Famines linked to global diabetes epidemic

Time in the womb is a critical period for early childhood development. Now, a review by Monash University researchers suggests that pre-birth exposure to poor nutrition during famines and other natural disasters may put babies at risk of diabetes, contributing to today’s global type 2 diabetes mellitus (T2DM) epidemic.

The review, led by Monash University’s Department of Diabetes, examined data about the pre-birth (in utero) exposure to poor nutrition during the Chinese Famine (1959–1961), concluding it probably contributed to the modern-day epidemic. It was published today in the journal Nature Reviews Endocrinology.

Professor Paul Zimmet AO said early life events increased the risk of diabetes through what are called epigenetic changes – chemical modifications to genes caused by the environment. Epigenetic changes convey risk of diabetes and obesity in adulthood, and can become intergenerational, perpetuating risk through future generations.

“These gene-environment interactions resulting from famine and the subsequent increased intergenerational risk have contributed to the current epidemic of T2DM in China, which poses major social, health and economic challenges,” Professor Zimmet said.

“More than 25% of all cases of diabetes globally are now in China. Yet, forty years ago, diabetes was uncommon. Today there are over 120 million people affected.”

Genes and lifestyle change, the traditional ‘culprits’ held to be responsible for diabetes, do not alone explain this phenomenal increase, he said.

Recent global diabetes estimates suggest there were 449 million people with diabetes in 2017, with that figure expected to rise to more than 700 million by 2045.

Professor Zimmet said the paper’s conclusions suggest that the prevention of type 2 diabetes cannot be confined to lifestyle measures.

“The famine and diabetes scenario, a rise in diabetes seen many decades after catastrophic famines, provides an urgent public health warning. It has important implications for diabetes control in the developing world,” he said.

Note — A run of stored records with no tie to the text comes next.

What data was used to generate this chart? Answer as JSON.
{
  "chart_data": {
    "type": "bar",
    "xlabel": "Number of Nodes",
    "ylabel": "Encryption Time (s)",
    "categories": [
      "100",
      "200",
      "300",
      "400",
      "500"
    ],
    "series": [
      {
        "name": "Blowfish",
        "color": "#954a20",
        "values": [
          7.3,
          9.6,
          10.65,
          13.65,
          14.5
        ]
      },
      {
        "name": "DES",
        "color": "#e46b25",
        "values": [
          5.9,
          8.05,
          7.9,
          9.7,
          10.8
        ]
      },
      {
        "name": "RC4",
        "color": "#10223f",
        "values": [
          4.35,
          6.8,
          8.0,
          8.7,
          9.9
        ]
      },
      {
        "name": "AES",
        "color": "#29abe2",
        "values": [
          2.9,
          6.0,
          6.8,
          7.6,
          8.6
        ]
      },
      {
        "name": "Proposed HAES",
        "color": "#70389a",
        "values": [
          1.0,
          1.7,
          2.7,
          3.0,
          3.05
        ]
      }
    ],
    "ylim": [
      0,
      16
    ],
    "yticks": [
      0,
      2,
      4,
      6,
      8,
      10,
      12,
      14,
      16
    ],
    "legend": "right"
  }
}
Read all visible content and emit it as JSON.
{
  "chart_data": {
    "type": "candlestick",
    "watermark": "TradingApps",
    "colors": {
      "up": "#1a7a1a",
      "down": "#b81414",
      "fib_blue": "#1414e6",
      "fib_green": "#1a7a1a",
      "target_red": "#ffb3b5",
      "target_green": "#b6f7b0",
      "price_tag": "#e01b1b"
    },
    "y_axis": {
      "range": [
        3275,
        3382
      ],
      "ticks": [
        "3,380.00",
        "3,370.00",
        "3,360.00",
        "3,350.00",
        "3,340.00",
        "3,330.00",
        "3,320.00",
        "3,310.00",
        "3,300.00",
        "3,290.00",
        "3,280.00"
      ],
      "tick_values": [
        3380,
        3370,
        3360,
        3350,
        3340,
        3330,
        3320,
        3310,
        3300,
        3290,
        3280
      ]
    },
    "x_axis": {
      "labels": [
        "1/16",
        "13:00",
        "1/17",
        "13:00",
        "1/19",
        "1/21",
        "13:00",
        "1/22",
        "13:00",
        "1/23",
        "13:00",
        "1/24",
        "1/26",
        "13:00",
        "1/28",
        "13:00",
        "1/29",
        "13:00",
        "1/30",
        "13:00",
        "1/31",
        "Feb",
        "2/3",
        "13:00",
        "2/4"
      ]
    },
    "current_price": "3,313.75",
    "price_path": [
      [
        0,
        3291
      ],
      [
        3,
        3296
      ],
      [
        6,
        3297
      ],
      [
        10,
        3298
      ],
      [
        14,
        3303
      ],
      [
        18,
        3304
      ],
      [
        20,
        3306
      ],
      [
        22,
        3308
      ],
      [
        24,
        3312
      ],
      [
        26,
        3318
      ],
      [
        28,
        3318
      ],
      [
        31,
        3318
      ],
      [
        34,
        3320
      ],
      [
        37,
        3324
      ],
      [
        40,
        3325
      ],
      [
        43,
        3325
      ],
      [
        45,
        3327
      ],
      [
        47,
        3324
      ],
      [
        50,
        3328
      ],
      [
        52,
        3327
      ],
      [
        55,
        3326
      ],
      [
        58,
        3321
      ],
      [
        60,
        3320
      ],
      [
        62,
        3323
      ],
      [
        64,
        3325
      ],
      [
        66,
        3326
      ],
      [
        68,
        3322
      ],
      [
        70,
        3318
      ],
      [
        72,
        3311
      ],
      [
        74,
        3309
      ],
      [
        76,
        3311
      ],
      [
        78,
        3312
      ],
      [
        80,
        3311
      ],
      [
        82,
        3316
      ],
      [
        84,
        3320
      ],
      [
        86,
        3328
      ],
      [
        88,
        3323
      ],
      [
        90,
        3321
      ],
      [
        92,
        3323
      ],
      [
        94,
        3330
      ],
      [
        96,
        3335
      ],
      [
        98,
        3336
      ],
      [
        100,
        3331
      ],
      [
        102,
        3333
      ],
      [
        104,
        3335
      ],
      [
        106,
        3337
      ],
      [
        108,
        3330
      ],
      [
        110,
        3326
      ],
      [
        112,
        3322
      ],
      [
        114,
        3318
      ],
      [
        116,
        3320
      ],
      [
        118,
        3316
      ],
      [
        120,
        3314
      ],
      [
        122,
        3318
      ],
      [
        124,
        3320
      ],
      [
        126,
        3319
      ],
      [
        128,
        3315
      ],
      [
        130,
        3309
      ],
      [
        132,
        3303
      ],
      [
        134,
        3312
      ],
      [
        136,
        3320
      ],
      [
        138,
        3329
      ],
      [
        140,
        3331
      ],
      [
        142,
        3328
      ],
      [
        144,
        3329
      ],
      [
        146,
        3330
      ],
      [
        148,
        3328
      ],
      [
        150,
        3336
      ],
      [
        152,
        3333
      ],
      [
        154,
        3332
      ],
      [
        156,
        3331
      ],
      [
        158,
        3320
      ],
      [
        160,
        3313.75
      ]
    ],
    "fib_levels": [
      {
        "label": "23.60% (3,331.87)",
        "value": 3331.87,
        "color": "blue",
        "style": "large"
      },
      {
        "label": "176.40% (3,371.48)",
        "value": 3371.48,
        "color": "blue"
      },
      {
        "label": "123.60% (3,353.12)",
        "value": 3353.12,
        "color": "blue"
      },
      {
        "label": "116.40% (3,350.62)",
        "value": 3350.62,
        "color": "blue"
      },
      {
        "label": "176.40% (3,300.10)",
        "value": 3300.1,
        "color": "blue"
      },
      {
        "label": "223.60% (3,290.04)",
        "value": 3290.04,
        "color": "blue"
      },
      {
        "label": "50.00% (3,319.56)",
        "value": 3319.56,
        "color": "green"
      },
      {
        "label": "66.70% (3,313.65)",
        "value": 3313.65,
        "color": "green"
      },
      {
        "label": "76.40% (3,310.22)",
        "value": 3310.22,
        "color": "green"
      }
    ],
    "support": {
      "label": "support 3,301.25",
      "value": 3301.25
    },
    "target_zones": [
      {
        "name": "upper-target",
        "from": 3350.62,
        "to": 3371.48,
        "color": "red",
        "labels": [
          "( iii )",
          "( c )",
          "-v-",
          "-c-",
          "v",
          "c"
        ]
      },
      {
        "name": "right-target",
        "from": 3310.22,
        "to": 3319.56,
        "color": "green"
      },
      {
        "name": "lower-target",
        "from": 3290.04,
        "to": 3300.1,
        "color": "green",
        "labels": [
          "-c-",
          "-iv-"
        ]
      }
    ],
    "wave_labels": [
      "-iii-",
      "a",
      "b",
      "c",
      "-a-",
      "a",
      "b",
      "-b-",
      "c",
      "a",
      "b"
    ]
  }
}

Professor Zimmet warned there was an urgent need for UN Food Agencies and others to review the way emergency food aid was given in populations for major catastrophes, including war and earthquakes.

“The future welfare and life-course of millions of children depend on action on the urgent need for responsible and appropriate handling of the nutritional and social issues in terms of relief aid and food supplies,” he said.

Rises in diabetes numbers also occurred many years after famines in the Netherlands (the Dutch Winter Famine), the Ukraine and elsewhere.

The paper was co-written by
Associate Professor Zumin Shi, who now works in the Human Nutrition Department Qatar University.